Bernadeta wystawiana była gdzieś na przełomie lat 40.
i 50. XX w. Aktorzy i wszystkie osoby zaangażowane w przedstawienie zrobiły
sobie wspólne zdjęcie wewnątrz plebanii. Są wśród nich: Stanisław Szyller,
Krystyna Waszewska, Zofia Waszewska, Alicja Koc, Stanisław Krasnodębski,
Eugenia Kulik (zapamiętana jako osoba bardzo zdolna, która też sporo pisała),
Wacława Pytel, Stanisław Kaliś, Marianna Bazak. Po środku ks. Władysław Stępień
a za nim św. Franciszek El Greco.
*
Potem obraz został przeniesiony do nowej,
murowanej plebanii. Nie otarł się o śmieci, ani rzeczy godne utylizacji... w
przeciwieństwie do sporej części artykułów prasowych.
*
Zdjęcie miała w swoich zbiorach pani Alicja
Koc, która przekazała je pni Annie Ratyńskiej. Córka pani Ani – Agnieszka Zych udostępniła
mi. Całemu żeńskiemu trio bardzo dziękuję za życzliwość i tę niegasnącą chęć
pamiętania o kulturze.
Bardzo ciekawy tekst. Dziękuję Panie Arturze
OdpowiedzUsuńDziękuję
UsuńJak już wspomniałem, dobry tekst i arcyciekawy.

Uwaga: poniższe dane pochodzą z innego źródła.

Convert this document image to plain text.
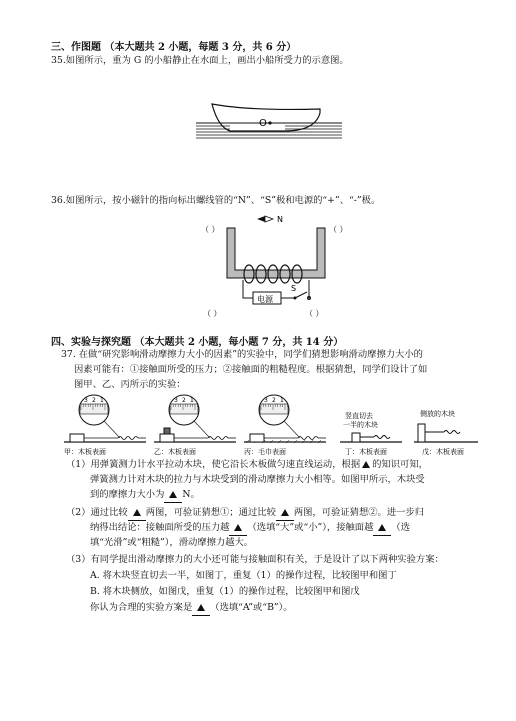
三、作图题 （本大题共 2 小题，每题 3 分，共 6 分）
35.如图所示，重为 G 的小船静止在水面上，画出小船所受力的示意图。
O
36.如图所示，按小磁针的指向标出螺线管的“N”、“S”极和电源的“+”、“-”极。
N
（ ）	（ ）
（ ）	（ ）
电源
S
四、实验与探究题 （本大题共 2 小题，每小题 7 分，共 14 分）
37. 在做“研究影响滑动摩擦力大小的因素”的实验中，同学们猜想影响滑动摩擦力大小的
因素可能有：①接触面所受的压力；②接触面的粗糙程度。根据猜想，同学们设计了如
图甲、乙、丙所示的实验：
3 2 1	3 2 1	3 2 1
竖直切去
一半的木块
侧放的木块
甲：木板表面	乙：木板表面	丙：毛巾表面	丁：木板表面	戊：木板表面
（1）用弹簧测力计水平拉动木块，使它沿长木板做匀速直线运动，根据 的知识可知，
弹簧测力计对木块的拉力与木块受到的滑动摩擦力大小相等。如图甲所示，木块受
到的摩擦力大小为 N。
（2）通过比较 两图，可验证猜想①；通过比较 两图，可验证猜想②。进一步归
纳得出结论：接触面所受的压力越 （选填“大”或“小”），接触面越 （选
填“光滑”或“粗糙”），滑动摩擦力越大。
（3）有同学提出滑动摩擦力的大小还可能与接触面积有关，于是设计了以下两种实验方案：
A. 将木块竖直切去一半，如图丁，重复（1）的操作过程，比较图甲和图丁
B. 将木块侧放，如图戊，重复（1）的操作过程，比较图甲和图戊
你认为合理的实验方案是 （选填“A”或“B”）。
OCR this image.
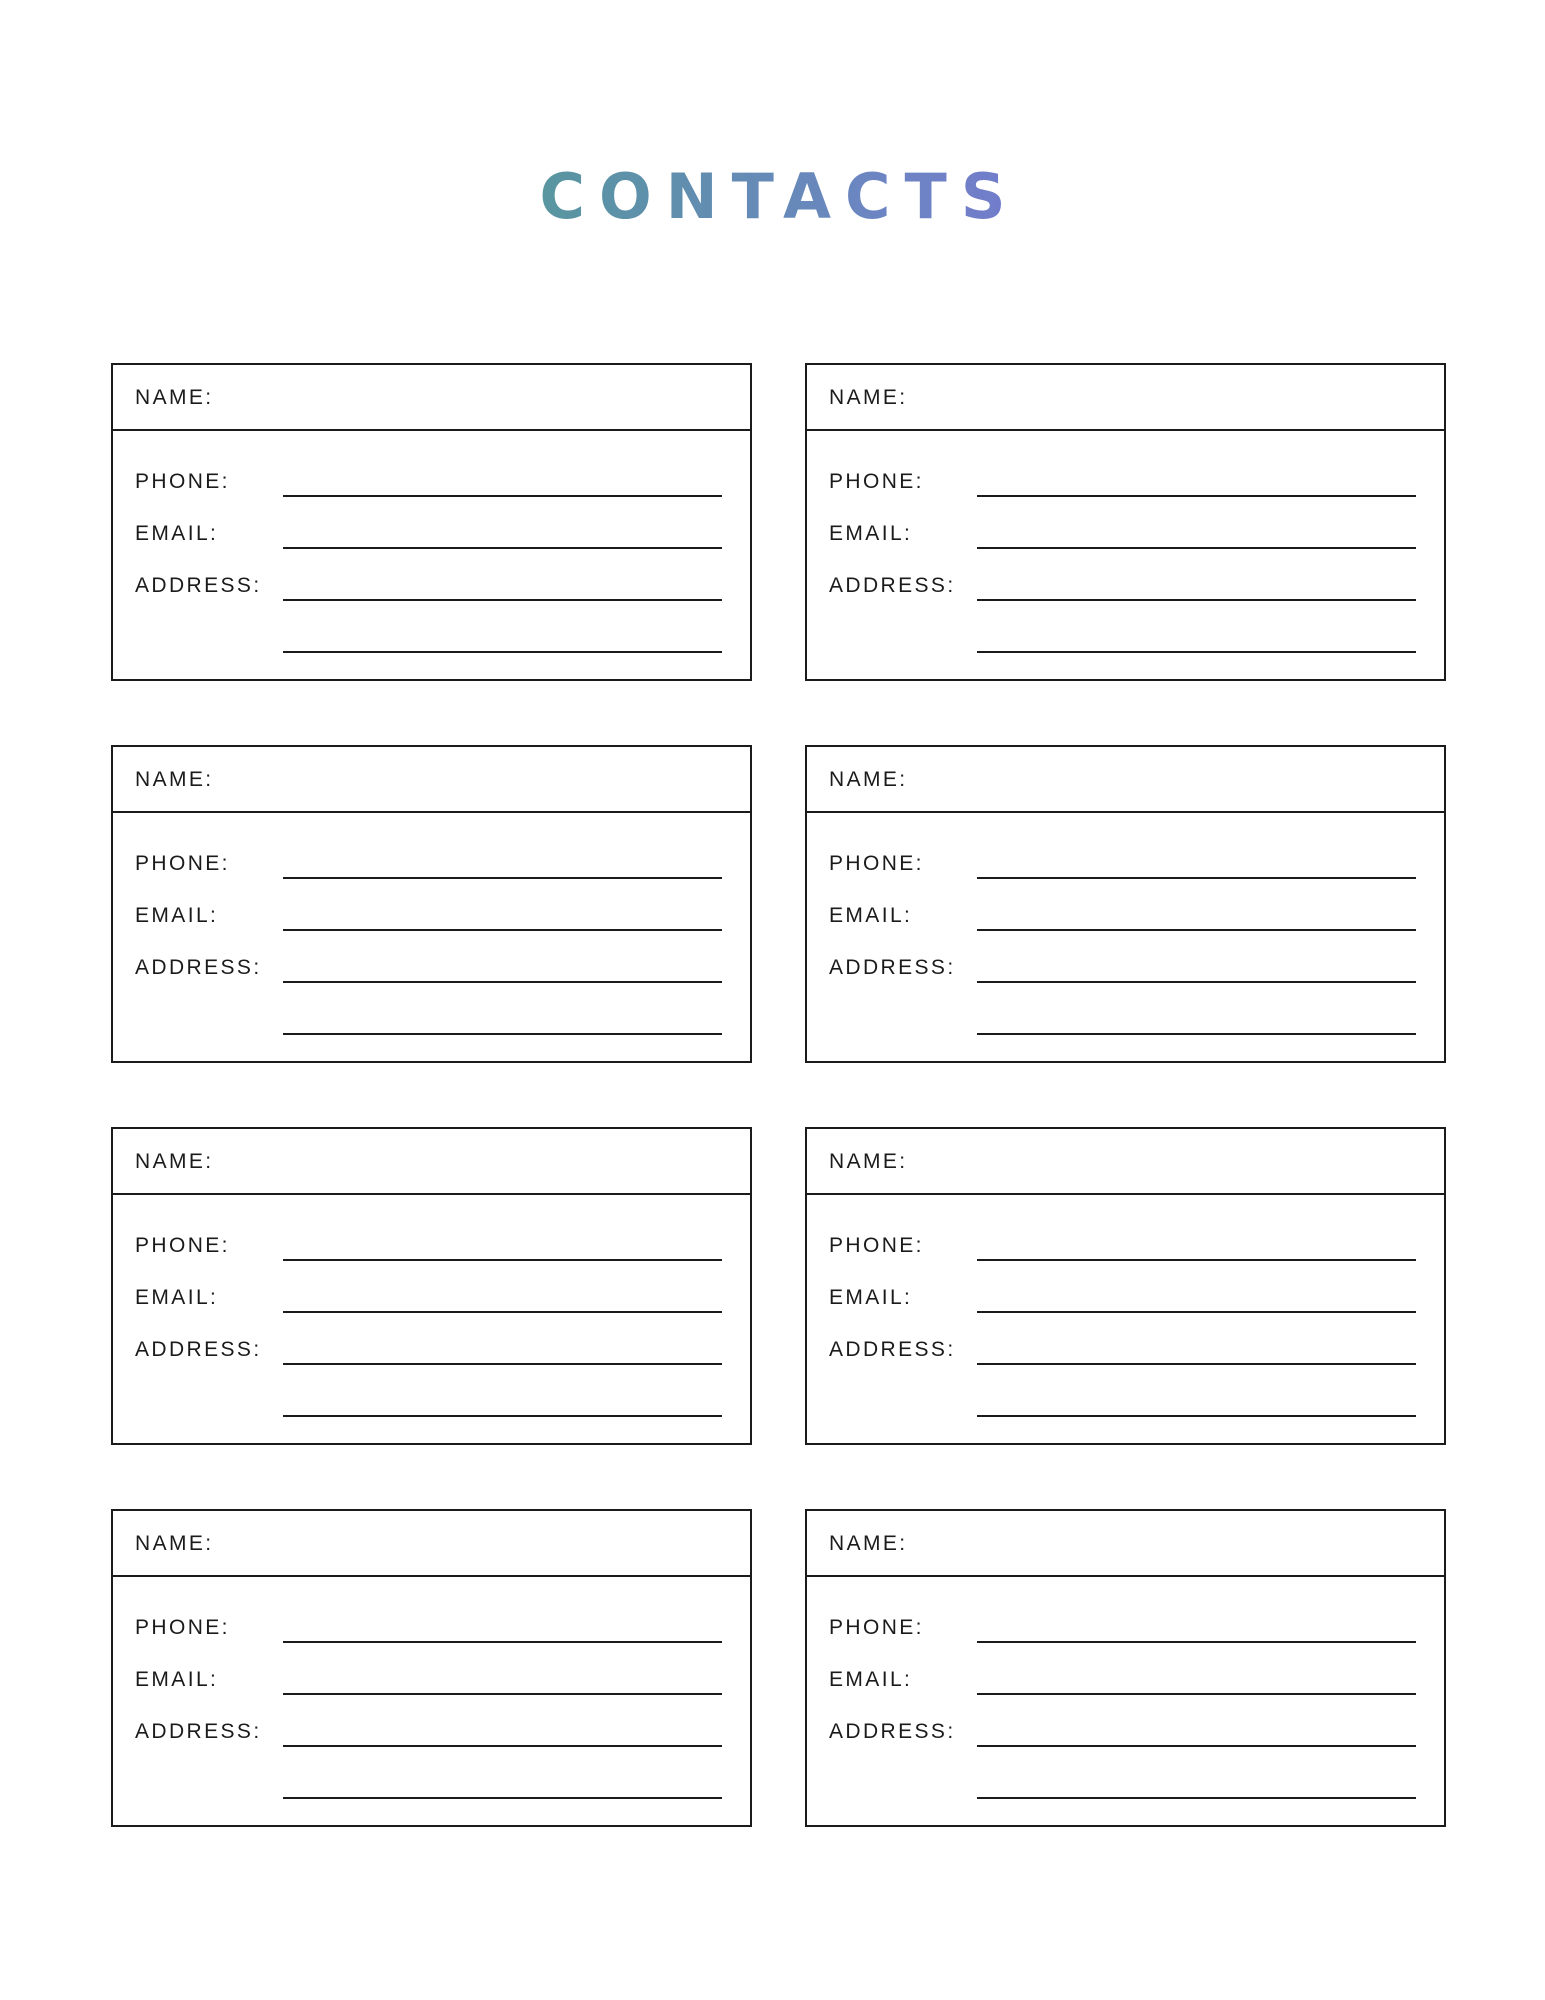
CONTACTS
NAME:
PHONE:
EMAIL:
ADDRESS:
NAME:
PHONE:
EMAIL:
ADDRESS:
NAME:
PHONE:
EMAIL:
ADDRESS:
NAME:
PHONE:
EMAIL:
ADDRESS:
NAME:
PHONE:
EMAIL:
ADDRESS:
NAME:
PHONE:
EMAIL:
ADDRESS:
NAME:
PHONE:
EMAIL:
ADDRESS:
NAME:
PHONE:
EMAIL:
ADDRESS:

OdpowiedzUsuńTrochę zbyt faktograficzne podejście. Niby besztasz prasę za szukanie sensacji, ale wstrzymujesz się przed wyciąganiem wniosków z własnych ustaleń. Brakuje mi trochę rozważań, jak fakt, iż obraz długo wisiał na widoku, a jego autorstwo nie było wśród miejscowych tajemnicą, ma się do rzekomej rewolucyjności odkrycia pań badaczek.